We are thus meeting with radiology this week to explain what we do. It’s easier now than 10 years ago as there are so many more of us. We’ll see how it goes. I think they understood through our preliminary discussions the very clinical, rule-in nature of our art and now see that our 2 types of US can co-exist.
This trust was built over 10 years of having an active basic applications POCUS program and 4 years of my doing advanced applications and 2 years of training a few motivated colleagues who now have excellent chops.
Urology has been more reticent in going straight to OR (without CT) for a few patients in ongoing urosepsis with poor response to antibitotics with POCUS findings of unilateral severe hydro…
I guess they don’t know our skills well enough to decide to operate on our findings and we’ve had less chance for proving ourselves to them.
Same with clear torsion with whirlpool sign…
Orthopods have told the few of us who do advanced nerve blocks that they prefer us doing them because they seem to ‘work better’. Most of our anesthesiologists still go blind at our shop !
And they love dealing with a comfortable, non-delirious patient in the morning to obtain consent for hip surgery. Makes their life easier. They even support me doing shoulder scans and are very happy for us tapping all sorts of joints by ourselves without their help.
Recently gained major brownie points with cardiology for sending to cath lab (a 20min ambo transfer for us)a patient post ROSC with a non-diagnostic ECG but with clear WMA in the LAD territory thus pinpointing the lesion and having the cathlab call back to ‘congratulate’ us on our fine POCUS skills! They’ve always been huge supporters of the few of us who are doing advanced stuff and have been a great big wind beneath our wings. There’s even an opening for TEE supervision from a newbie cardiologist (who did his TEE fellow) who was thrilled to learn he had colleagues interested and knowledgeable in POCUS.(Big community hospital here, non-tertiary)

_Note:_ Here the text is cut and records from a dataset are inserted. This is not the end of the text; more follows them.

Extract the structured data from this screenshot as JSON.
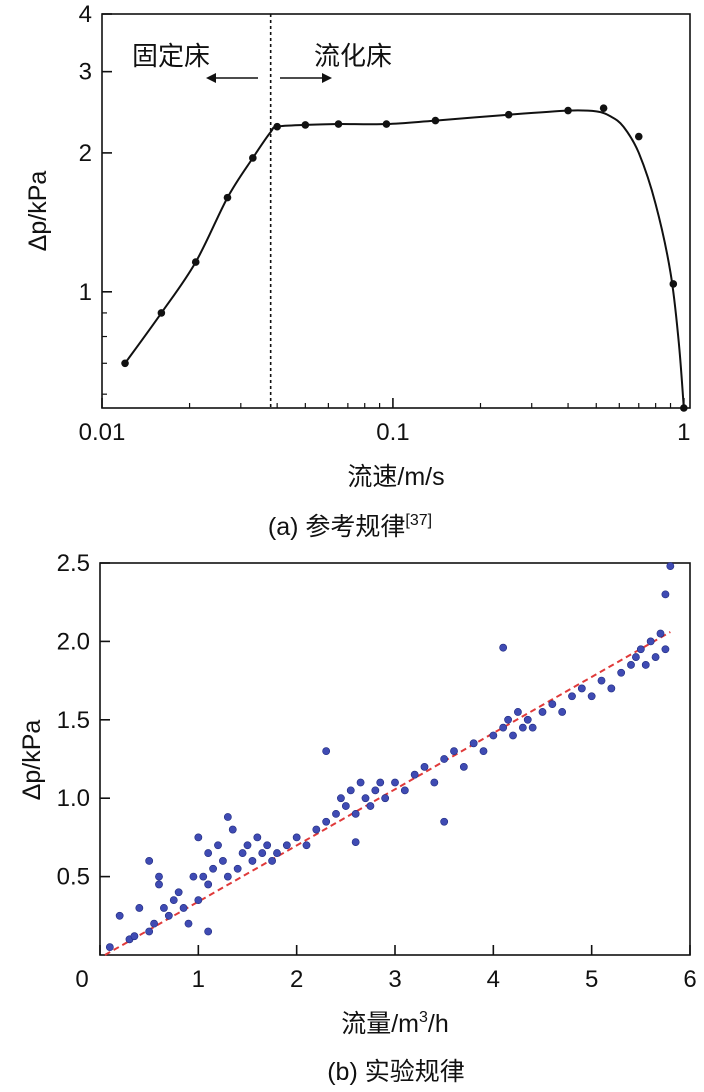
{
  "chart_data": [
    {
      "type": "line",
      "x_scale": "log",
      "y_scale": "log",
      "xlabel": "流速/m/s",
      "ylabel": "Δp/kPa",
      "caption": "(a) 参考规律",
      "caption_ref": "[37]",
      "xlim": [
        0.01,
        1.05
      ],
      "ylim": [
        0.56,
        4
      ],
      "x_ticks": [
        {
          "value": 0.01,
          "label": "0.01"
        },
        {
          "value": 0.1,
          "label": "0.1"
        },
        {
          "value": 1,
          "label": "1"
        }
      ],
      "y_ticks": [
        {
          "value": 1,
          "label": "1"
        },
        {
          "value": 2,
          "label": "2"
        },
        {
          "value": 3,
          "label": "3"
        },
        {
          "value": 4,
          "label": "4"
        }
      ],
      "vline_x": 0.038,
      "annotations": {
        "left": "固定床",
        "right": "流化床"
      },
      "points": {
        "x": [
          0.012,
          0.016,
          0.021,
          0.027,
          0.033,
          0.04,
          0.05,
          0.065,
          0.095,
          0.14,
          0.25,
          0.4,
          0.53,
          0.7,
          0.92,
          1.0
        ],
        "y": [
          0.7,
          0.9,
          1.16,
          1.6,
          1.95,
          2.28,
          2.3,
          2.31,
          2.31,
          2.35,
          2.42,
          2.47,
          2.5,
          2.17,
          1.04,
          0.56
        ]
      },
      "curve": {
        "x": [
          0.012,
          0.016,
          0.021,
          0.027,
          0.033,
          0.038,
          0.04,
          0.05,
          0.065,
          0.095,
          0.14,
          0.25,
          0.4,
          0.5,
          0.56,
          0.62,
          0.7,
          0.8,
          0.9,
          0.96,
          1.0
        ],
        "y": [
          0.7,
          0.9,
          1.16,
          1.6,
          1.95,
          2.22,
          2.28,
          2.3,
          2.31,
          2.31,
          2.35,
          2.42,
          2.47,
          2.46,
          2.4,
          2.28,
          2.0,
          1.55,
          1.1,
          0.78,
          0.56
        ]
      },
      "line_color": "#111111",
      "marker_color": "#111111"
    },
    {
      "type": "scatter",
      "xlabel_main": "流量/m",
      "xlabel_sup": "3",
      "xlabel_tail": "/h",
      "ylabel": "Δp/kPa",
      "caption": "(b) 实验规律",
      "xlim": [
        0,
        6
      ],
      "ylim": [
        0,
        2.5
      ],
      "x_ticks": [
        0,
        1,
        2,
        3,
        4,
        5,
        6
      ],
      "y_ticks": [
        {
          "value": 0.5,
          "label": "0.5"
        },
        {
          "value": 1.0,
          "label": "1.0"
        },
        {
          "value": 1.5,
          "label": "1.5"
        },
        {
          "value": 2.0,
          "label": "2.0"
        },
        {
          "value": 2.5,
          "label": "2.5"
        }
      ],
      "marker_color": "#3f4bb3",
      "fit_color": "#e03a3a",
      "fit_line": {
        "x": [
          0.05,
          5.8
        ],
        "y": [
          0.0,
          2.06
        ]
      },
      "points": {
        "x": [
          0.1,
          0.2,
          0.3,
          0.35,
          0.4,
          0.5,
          0.55,
          0.6,
          0.65,
          0.7,
          0.75,
          0.8,
          0.85,
          0.9,
          0.95,
          1.0,
          1.0,
          1.05,
          1.1,
          1.1,
          1.15,
          1.2,
          1.25,
          1.3,
          1.35,
          1.4,
          1.45,
          1.5,
          1.55,
          1.6,
          1.65,
          1.7,
          1.75,
          1.8,
          1.9,
          2.0,
          2.1,
          2.2,
          2.3,
          2.4,
          2.45,
          2.5,
          2.55,
          2.6,
          2.65,
          2.7,
          2.75,
          2.8,
          2.85,
          2.9,
          3.0,
          3.1,
          3.2,
          3.3,
          3.4,
          3.5,
          3.6,
          3.7,
          3.8,
          3.9,
          4.0,
          4.1,
          4.15,
          4.2,
          4.25,
          4.3,
          4.35,
          4.4,
          4.5,
          4.6,
          4.7,
          4.8,
          4.9,
          5.0,
          5.1,
          5.2,
          5.3,
          5.4,
          5.45,
          5.5,
          5.55,
          5.6,
          5.65,
          5.7,
          5.75,
          5.8,
          0.5,
          1.3,
          2.3,
          4.1,
          5.75,
          0.6,
          1.1,
          2.6,
          3.5
        ],
        "y": [
          0.05,
          0.25,
          0.1,
          0.12,
          0.3,
          0.15,
          0.2,
          0.45,
          0.3,
          0.25,
          0.35,
          0.4,
          0.3,
          0.2,
          0.5,
          0.35,
          0.75,
          0.5,
          0.45,
          0.65,
          0.55,
          0.7,
          0.6,
          0.5,
          0.8,
          0.55,
          0.65,
          0.7,
          0.6,
          0.75,
          0.65,
          0.7,
          0.6,
          0.65,
          0.7,
          0.75,
          0.7,
          0.8,
          0.85,
          0.9,
          1.0,
          0.95,
          1.05,
          0.9,
          1.1,
          1.0,
          0.95,
          1.05,
          1.1,
          1.0,
          1.1,
          1.05,
          1.15,
          1.2,
          1.1,
          1.25,
          1.3,
          1.2,
          1.35,
          1.3,
          1.4,
          1.45,
          1.5,
          1.4,
          1.55,
          1.45,
          1.5,
          1.45,
          1.55,
          1.6,
          1.55,
          1.65,
          1.7,
          1.65,
          1.75,
          1.7,
          1.8,
          1.85,
          1.9,
          1.95,
          1.85,
          2.0,
          1.9,
          2.05,
          1.95,
          2.48,
          0.6,
          0.88,
          1.3,
          1.96,
          2.3,
          0.5,
          0.15,
          0.72,
          0.85
        ]
      }
    }
  ]
}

It takes time to build that trust but as with many things that do : the sweetness of the empowerment is even greater. Victory comes to those who wait indeed ! And for our patients, it just means being a better clinician and an advocate with better, visible arguments.
Curious to know if some centers have general surg operate on a regular basis on their POCUS appy scans or even GB scans without confirmatory scans from radiology.
Cheers from La Belle Province !
Gen
Gen, that is an awesome story to hear. Really impressed with how far you have taken POCUS in your practice. I will be in contact with you very soon about some further opportunities to help out CEUS with improving POCUS skills nationally.
Will await further contact on that subject. I am quite interested in that topic as (preaching to the choir here, I know) being the first in an institution to do something takes patience and a lot of explaining and maintaining of quality. Good reputation is key. 🙂 Do you have a good QA system in place to review scans by fellow POCUS practionners in your ED? Trying to implement one here but budget is non-existent and we are moving our ED in a new next door facility in less than a year…
We’ve had patients taken to the OR with ectopics on POCUS (and no other imaging). Also one Urologist has taken patients to cysto on the basis of fever and findings of renal colic.